A Física captando nos corpos a voz da matéria

Somos átomos falantes

Temos sentidos e voamos nas máquinas com fé nas estrelas

Falamos o português, somos filhos do Latim, irmãos de muitas línguas

E muitas línguas extinguimos, estas uivam pelo vento como

lobos nascidos da América e mortos na América

Somos ainda magma vivo, compartilhamos amor e somos polens dispersos

Somos a realidade e cremos no que nos inspira o aroma dos dias.

Invocação da utopia

           PARA MARÍLIA MACHADO.

Marília! Marília! Veja só

As fábricas fecharam as portas

Lacraram suas máquinas

Os bancos estão em chamas Marília

Dinamitaram as estátuas

Os símbolos vivos auto degredaram-se para o Ártico

Irão comer gelo Marília!

Os porta-aviões estão naufragando

Petroleiros atracam nos portos, todos vazios Marília

Os cinemas são drive-ins imensos de desertos

Nas lanchonetes não há mais hormônios Marília

Os presidiários saíram às ruas receber paz

O Nobel da paz!

Tem índios na Av. Osvaldo Aranha Marília

São poetas incríveis saídos de lendas

Antigas línguas na roda de samba lá na vila

A África esta sambando Marília

Apartheid é palavra de dicionário

Dicionário velho Marília

Agora tem comida adequada para todos

Não tem mais policiamento, nenhuma farda Marília

Ah! E todo mundo jura que um homem bondoso foi visita nos lares

Em todo o mundo Marília!

No Oriente e no Ocidente

Visitas noturnas

Todos sonharam Marília

Com diferença de fuso e tudo

Não há mais Impérios Marília

Você me pergunta por quê?

Cortaram o fio errado Marília.

Cortaram o fio errado…

Nesse poema

Tenho nesse poema guerras, civilizações, tratados

Tenho nesse poema demônios, subúrbios, luas, uivos…
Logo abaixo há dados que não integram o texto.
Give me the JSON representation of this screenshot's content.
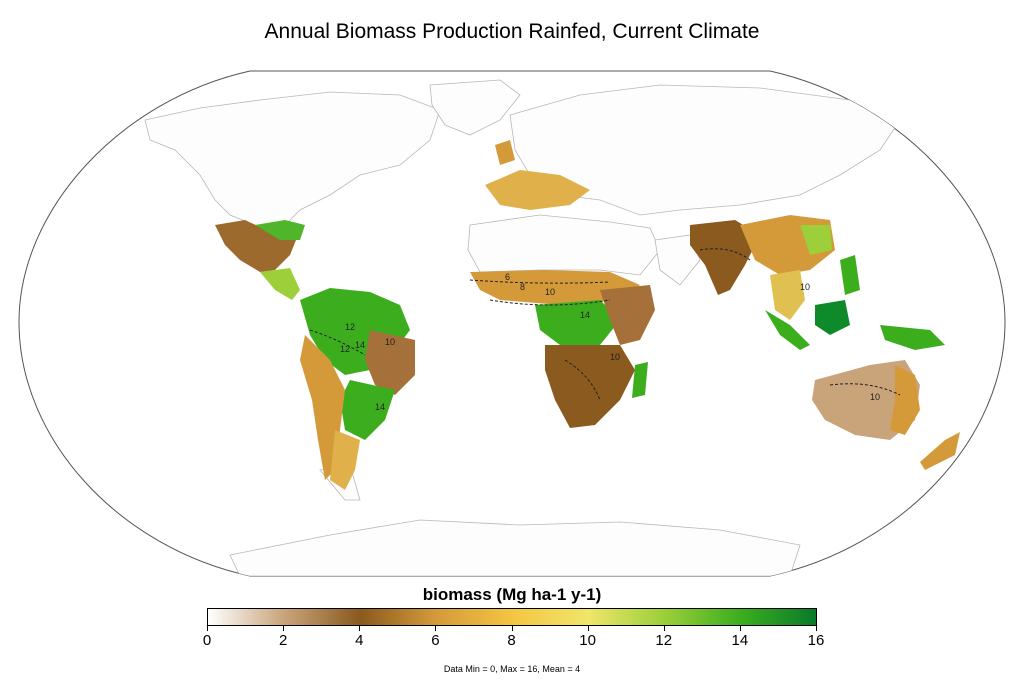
{
  "title": "Annual Biomass Production Rainfed, Current Climate",
  "legend": {
    "title": "biomass (Mg ha-1 y-1)",
    "ticks": [
      "0",
      "2",
      "4",
      "6",
      "8",
      "10",
      "12",
      "14",
      "16"
    ],
    "min": 0,
    "max": 16,
    "colors": [
      "#ffffff",
      "#c9a47a",
      "#8a5a1e",
      "#d49a3a",
      "#f4c542",
      "#f0e66a",
      "#9ccf3a",
      "#3cae1e",
      "#0a7a2a"
    ]
  },
  "stats": "Data Min = 0, Max = 16, Mean = 4",
  "contour_labels": [
    "10",
    "12",
    "14",
    "10",
    "14",
    "10",
    "14",
    "10",
    "12",
    "6",
    "8",
    "10"
  ],
  "colors": {
    "ocean": "#ffffff",
    "land_outline": "#b8b8b8",
    "frame": "#555555",
    "contour": "#222222"
  }
}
Tenho nesse poema sentidos, estrelas, naturezas noturnas

Tenho nesse poema desenhos, estradas, montanhas, fêmeas alucinadas

Tenho nesse poema desertos, catástrofes, lavas de fogo

Tenho nesse poema fervor de neblinas, fronteiras em caos,

baías em pânico, bombas e flores

Tenho nesse poema cavacos de alma, insanos perigos, silêncios de mim.

                        A5

Em que mares a paisagem assume fragmento?

Em que árvore veloz pássaros não pousam?

Aqui colhemos canções em seca árvore nascida à

margem dos sonhos

Laminamos o estranho, inocentamos a pedra

No antiverso das amuradas guardamos o risco grungeado das horas

Em gases aprisionados elevamos palavras mensageiras do esmo

Desiluminamos luzes sobre a cidade

Ânforas anunciam navios que não aportam e não partem

Fumaças desprendem imagens lançadas de guerras e amores

E a dança, as chamas, o círculo incinerando o vídeo

A mosca mecânica parasitando a sanha camponesa

O vermelho tingindo com sangue a palavra

O imóvel sendo tinta, som, desejo longínquo, fotografia calada

Passos congestionando o sonoro das ruas

O silêncio assumindo as ondas do rádio

Um cego ciclope guardando o absconso homem

Tapumes inanimados querendo sair à rua e gritar

Astear a bandeira real na cara da vida

Arrimar a arte fraturada e exposta

A memória na imagem, a palavra na voz, o grito na escuta.

Wall Street

PARA O POETA JEFERSON TENÓRIO.

Tam, tam, tam!

Tocou a campainha, começou o jogo dos trilhões.

Aqui compramos tudo!

Isto quer dizer você que acha ser invendável

Achas?

Tens aí banho quente e nervos em órbita?

Os dados estão rolando para você

Quem irá sofrer após as carimbadas?

Ninguém quer perder uma tarde sem resultados desejados

Os trilhões estão dançando

Queres um exemplo?

A princesa deixará o seu palácio

Ela está pobre, sem apólices os súditos não podem amá-la

O amor é ganância, é a caixa forte do tio Patinhas

Ficamos obcecados pela avareza, podemos ser maiores que o Big Bang!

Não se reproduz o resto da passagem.